UNITED STATES DISTRICT COURT SOUTHERN DISTRICT OF NEW YORK
Mar 30, 2016
No. 14CV4086-LTS (S.D.N.Y. Mar. 30, 2016)

Opinion

No. 14CV4086-LTS

03-30-2016

PETER J. SOLOMON COMPANY, L.P. and PETER J. SOLOMON SECURITIES COMPANY, LLC, Plaintiffs, v. ADC PRODUCTS (UK) LIMITED f/k/a SPIROGEN LIMITED, Defendant.


MEMORANDUM OPINION AND ORDER

Peter J. Solomon Company, L.P. and Peter J. Solomon Securities Company, LLC (together, "PJSC" or "Plaintiffs"), bring this breach of contract action against ADC Products (UK) Limited f/k/a Spirogen Limited ("Spirogen" or "Defendant"), claiming that Spirogen owes them fees under an agreement for PJSC's financial advisory services. The parties have both moved for summary judgment.

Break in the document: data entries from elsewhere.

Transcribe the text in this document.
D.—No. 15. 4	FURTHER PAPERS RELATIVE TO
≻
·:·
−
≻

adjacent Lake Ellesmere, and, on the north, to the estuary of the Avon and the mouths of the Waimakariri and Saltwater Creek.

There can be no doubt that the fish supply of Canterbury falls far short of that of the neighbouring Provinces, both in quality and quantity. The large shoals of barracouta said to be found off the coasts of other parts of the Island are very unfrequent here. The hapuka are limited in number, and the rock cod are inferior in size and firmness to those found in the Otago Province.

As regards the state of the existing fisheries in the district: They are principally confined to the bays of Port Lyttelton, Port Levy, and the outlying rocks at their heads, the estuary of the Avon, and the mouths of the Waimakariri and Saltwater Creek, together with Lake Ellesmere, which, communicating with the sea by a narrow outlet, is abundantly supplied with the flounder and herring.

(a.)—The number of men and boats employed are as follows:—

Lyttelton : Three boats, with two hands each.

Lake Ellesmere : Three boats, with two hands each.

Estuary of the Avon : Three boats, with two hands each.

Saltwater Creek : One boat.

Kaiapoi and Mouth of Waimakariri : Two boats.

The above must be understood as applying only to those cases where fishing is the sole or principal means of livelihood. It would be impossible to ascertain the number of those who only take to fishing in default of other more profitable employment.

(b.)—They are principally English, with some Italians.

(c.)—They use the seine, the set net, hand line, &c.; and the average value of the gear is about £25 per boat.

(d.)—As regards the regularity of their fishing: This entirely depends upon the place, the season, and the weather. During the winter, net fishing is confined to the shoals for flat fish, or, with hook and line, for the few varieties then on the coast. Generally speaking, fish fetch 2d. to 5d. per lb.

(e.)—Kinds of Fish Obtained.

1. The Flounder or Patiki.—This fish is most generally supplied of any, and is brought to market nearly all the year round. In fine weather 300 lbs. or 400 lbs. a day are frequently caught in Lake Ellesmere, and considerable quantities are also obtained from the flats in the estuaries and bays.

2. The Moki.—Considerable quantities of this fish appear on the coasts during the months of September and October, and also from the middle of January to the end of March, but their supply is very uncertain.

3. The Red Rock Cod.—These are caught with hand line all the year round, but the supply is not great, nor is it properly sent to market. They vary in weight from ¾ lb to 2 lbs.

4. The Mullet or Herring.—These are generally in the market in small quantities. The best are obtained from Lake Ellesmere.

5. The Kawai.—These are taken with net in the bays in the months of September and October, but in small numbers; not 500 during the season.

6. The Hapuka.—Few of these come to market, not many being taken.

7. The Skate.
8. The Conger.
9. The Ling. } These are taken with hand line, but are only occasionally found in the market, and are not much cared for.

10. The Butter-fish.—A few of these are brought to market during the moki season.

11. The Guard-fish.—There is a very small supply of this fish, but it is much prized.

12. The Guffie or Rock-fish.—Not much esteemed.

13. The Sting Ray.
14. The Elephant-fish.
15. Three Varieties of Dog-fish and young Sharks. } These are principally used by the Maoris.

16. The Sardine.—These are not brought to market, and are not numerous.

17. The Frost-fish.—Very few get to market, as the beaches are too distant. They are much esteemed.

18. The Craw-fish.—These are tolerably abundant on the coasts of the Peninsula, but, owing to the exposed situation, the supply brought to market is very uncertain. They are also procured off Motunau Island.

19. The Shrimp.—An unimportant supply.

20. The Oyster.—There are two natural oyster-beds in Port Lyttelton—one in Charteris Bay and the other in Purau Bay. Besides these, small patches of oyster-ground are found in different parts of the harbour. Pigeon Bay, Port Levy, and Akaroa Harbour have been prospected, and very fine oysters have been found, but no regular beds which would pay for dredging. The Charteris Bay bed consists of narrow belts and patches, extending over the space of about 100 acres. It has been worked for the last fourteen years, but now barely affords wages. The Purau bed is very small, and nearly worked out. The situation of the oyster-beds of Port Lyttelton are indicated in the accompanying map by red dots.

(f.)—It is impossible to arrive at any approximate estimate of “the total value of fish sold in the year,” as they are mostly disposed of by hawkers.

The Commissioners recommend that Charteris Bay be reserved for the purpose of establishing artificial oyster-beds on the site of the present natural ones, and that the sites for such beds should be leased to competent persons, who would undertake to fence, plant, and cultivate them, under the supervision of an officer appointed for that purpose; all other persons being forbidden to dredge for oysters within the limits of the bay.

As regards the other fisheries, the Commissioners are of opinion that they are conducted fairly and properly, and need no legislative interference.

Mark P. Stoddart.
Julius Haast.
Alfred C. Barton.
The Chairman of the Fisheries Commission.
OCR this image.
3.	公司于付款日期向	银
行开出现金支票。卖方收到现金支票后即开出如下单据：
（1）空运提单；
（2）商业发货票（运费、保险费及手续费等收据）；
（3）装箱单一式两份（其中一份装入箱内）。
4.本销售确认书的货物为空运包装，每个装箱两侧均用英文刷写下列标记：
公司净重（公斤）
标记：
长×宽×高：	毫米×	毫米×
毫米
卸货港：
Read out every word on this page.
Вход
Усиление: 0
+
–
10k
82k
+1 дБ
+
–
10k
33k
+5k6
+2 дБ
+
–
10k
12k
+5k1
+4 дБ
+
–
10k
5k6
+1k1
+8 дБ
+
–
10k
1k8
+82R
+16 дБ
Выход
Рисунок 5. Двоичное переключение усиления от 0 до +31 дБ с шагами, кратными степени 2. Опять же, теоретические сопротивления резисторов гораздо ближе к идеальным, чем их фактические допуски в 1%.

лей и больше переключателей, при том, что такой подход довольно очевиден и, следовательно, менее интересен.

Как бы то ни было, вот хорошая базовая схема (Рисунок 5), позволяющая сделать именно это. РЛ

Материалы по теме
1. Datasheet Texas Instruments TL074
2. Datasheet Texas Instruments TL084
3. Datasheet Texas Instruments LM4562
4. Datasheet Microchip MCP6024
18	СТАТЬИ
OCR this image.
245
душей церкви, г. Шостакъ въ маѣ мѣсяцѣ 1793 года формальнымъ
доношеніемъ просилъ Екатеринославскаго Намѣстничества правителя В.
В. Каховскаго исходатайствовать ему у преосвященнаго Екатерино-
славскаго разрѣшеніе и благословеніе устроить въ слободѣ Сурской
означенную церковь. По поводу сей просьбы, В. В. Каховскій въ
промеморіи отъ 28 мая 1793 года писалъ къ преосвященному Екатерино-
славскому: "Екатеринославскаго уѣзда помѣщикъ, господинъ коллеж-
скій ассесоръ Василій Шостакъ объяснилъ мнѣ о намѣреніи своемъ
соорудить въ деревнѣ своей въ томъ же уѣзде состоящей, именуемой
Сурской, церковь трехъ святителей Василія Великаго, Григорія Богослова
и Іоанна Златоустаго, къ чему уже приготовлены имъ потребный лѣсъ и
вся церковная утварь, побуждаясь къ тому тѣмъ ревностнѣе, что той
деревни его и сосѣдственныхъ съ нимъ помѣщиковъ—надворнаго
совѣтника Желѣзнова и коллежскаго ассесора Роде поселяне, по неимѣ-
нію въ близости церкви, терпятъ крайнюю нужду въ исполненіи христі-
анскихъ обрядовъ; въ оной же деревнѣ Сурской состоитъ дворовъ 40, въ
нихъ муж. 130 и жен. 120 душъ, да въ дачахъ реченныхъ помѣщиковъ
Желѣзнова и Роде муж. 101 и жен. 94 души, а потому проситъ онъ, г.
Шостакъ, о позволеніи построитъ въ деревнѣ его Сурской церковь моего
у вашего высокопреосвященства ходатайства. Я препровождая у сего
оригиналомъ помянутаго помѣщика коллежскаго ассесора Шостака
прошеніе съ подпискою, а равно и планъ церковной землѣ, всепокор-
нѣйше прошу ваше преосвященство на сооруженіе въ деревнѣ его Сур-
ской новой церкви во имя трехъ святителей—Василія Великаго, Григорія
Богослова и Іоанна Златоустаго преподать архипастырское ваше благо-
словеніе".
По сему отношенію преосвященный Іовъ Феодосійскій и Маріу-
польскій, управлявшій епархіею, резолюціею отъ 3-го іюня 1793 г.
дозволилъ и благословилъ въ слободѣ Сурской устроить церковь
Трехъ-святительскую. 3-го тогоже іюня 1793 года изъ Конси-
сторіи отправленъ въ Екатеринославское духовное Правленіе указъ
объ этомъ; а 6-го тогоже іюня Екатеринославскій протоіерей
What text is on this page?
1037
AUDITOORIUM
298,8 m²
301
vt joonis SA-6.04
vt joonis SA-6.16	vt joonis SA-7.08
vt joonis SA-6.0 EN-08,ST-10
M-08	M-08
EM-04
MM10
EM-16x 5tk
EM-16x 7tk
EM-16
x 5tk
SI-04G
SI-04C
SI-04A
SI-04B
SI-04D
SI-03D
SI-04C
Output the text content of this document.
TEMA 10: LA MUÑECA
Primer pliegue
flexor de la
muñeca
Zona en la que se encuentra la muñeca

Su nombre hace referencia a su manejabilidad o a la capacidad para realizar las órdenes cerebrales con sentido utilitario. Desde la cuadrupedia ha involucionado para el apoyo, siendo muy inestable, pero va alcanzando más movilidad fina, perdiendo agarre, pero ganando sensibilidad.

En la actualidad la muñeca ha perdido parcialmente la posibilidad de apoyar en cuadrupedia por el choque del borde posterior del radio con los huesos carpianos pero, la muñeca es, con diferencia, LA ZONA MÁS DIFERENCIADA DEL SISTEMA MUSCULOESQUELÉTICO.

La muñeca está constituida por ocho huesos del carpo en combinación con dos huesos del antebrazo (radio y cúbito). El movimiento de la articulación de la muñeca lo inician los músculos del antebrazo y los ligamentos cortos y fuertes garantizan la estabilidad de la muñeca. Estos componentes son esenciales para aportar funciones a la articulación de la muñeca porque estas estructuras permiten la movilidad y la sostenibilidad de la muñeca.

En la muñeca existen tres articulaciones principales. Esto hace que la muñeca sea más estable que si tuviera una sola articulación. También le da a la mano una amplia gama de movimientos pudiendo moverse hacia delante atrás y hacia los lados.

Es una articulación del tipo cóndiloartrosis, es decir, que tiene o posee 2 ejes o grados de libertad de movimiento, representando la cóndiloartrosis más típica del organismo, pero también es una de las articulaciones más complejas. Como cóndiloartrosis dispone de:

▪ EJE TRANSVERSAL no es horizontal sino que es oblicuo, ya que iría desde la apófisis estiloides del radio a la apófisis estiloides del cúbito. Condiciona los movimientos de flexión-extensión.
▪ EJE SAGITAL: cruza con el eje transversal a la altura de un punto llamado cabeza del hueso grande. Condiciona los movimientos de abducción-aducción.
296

The Court has jurisdiction of this action pursuant to 28 U.S.C. § 1332.

The Court has carefully reviewed the parties' submissions. For the following reasons, Plaintiffs' motion is granted as to the issue of liability, and Defendant's motion is denied.

BACKGROUND

Unless otherwise noted, the following material facts are undisputed.

The facts recited are drawn primarily from the parties' statements pursuant to S.D.N.Y. Local Civil Rule 56.1, or from evidence as to which there is no non-conclusory contrary factual proffer. Citations to the parties' respective Local Civil Rule 56.1 Statements incorporate by reference the parties' citations to underlying evidentiary submissions.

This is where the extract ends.